In a recent case, the Full Court of the Family Court (the Appeal Court) considered a case where a Family Court Judge had ordered that neither party remove the children from Australia without the written consent of the other party or an Order of the Court, and that the children’s names be placed on the Watch List. The Watch List prevents children from leaving Australia and operates in all international airports and overseas shipping terminals.
The mother appealed, as she wished to take the children to visit family members in Europe.
The Full Court decided that the Trial Judge had not given adequate reasons which would allow the parties to understand why he had decided that the risk of the mother not returning the children to Australia was too great. The Full Court said that the degree of risk that the departing parent would choose not to return to Australia, the existence or otherwise of the departing parent’s continuing ties with Australia and the strength of the departing parent’s possible motives not to return to Australia were factors the trial judge should have considered.
Further, the Court must consider whether the country to which the departing parent is taking the children has signed The Hague Child Abduction Convention, which allows children to be recovered from those countries.

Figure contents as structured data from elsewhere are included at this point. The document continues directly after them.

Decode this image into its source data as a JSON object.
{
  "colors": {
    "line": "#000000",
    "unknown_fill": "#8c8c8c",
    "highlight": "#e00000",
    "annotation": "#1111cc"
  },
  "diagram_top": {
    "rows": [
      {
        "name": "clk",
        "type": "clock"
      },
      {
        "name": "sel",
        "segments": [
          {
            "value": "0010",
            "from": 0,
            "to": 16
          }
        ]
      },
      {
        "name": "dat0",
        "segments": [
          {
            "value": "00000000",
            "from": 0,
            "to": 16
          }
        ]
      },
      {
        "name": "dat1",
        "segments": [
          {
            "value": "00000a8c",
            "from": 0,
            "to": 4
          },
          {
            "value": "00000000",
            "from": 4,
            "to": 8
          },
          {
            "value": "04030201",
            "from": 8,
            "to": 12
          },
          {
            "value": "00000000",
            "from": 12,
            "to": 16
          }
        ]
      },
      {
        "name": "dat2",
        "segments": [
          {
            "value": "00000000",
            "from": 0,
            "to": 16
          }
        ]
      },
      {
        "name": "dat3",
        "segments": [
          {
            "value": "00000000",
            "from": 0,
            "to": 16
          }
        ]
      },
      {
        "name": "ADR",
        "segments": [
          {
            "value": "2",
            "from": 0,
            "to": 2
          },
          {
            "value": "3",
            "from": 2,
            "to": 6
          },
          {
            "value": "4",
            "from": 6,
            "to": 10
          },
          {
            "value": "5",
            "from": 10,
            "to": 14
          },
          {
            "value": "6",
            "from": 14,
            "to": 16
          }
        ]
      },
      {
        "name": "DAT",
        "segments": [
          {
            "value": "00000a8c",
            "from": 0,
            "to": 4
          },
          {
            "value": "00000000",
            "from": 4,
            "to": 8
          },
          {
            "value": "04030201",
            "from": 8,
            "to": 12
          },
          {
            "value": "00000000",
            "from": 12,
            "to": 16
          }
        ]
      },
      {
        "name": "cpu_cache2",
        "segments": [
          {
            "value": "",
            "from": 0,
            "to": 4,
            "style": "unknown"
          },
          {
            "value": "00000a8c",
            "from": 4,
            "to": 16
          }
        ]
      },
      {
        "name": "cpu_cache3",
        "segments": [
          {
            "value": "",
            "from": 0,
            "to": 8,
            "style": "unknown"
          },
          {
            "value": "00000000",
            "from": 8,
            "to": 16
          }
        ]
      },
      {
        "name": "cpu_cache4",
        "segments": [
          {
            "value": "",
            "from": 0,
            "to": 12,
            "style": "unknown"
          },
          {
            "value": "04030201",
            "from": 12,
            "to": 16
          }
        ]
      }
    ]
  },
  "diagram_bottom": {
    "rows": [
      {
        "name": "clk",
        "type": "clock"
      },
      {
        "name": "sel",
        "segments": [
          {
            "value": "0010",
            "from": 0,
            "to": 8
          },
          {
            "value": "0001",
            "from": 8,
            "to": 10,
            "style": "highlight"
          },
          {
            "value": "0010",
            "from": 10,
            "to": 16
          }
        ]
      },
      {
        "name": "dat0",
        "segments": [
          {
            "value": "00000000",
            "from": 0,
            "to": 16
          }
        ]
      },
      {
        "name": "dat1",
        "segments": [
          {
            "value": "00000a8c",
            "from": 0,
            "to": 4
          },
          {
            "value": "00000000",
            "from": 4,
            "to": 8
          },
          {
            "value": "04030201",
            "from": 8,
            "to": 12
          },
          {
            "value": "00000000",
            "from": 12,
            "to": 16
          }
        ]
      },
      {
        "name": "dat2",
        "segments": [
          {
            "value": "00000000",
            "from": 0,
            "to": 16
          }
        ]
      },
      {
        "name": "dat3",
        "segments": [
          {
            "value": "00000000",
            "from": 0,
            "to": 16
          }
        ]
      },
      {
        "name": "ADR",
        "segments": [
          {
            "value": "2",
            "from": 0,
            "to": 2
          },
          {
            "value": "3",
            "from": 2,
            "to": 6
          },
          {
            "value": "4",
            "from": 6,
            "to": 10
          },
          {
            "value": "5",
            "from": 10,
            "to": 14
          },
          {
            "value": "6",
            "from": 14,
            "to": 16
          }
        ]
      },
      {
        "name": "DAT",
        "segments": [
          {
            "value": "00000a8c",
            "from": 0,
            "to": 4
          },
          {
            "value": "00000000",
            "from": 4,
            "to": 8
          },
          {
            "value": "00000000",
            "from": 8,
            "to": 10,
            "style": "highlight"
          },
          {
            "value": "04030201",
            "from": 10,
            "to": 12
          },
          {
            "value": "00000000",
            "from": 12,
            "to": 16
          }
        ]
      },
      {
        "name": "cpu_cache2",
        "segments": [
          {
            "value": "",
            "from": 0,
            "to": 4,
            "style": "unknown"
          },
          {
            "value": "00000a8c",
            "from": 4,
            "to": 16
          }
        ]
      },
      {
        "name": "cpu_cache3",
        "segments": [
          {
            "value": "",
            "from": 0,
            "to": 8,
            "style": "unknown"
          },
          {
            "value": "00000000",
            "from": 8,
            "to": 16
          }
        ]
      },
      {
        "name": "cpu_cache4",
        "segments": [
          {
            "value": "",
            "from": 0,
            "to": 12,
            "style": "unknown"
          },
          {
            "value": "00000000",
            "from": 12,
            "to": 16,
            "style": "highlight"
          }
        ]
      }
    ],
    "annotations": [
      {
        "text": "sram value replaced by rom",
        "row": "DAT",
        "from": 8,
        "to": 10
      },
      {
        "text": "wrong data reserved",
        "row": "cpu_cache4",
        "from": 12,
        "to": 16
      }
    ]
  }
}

The financial circumstances of both parties need to be considered – for example, whether the departing parent would suffer financial hardship by the Court requiring that they provide a security bond to pay for the return of the children, as compared with the hardship that the non-departing parent would suffer if the security was fixed at a lower level and that parent was required to find additional funds to return the children to Australia.
In the end, the Full Court allowed the mother to take the children overseas.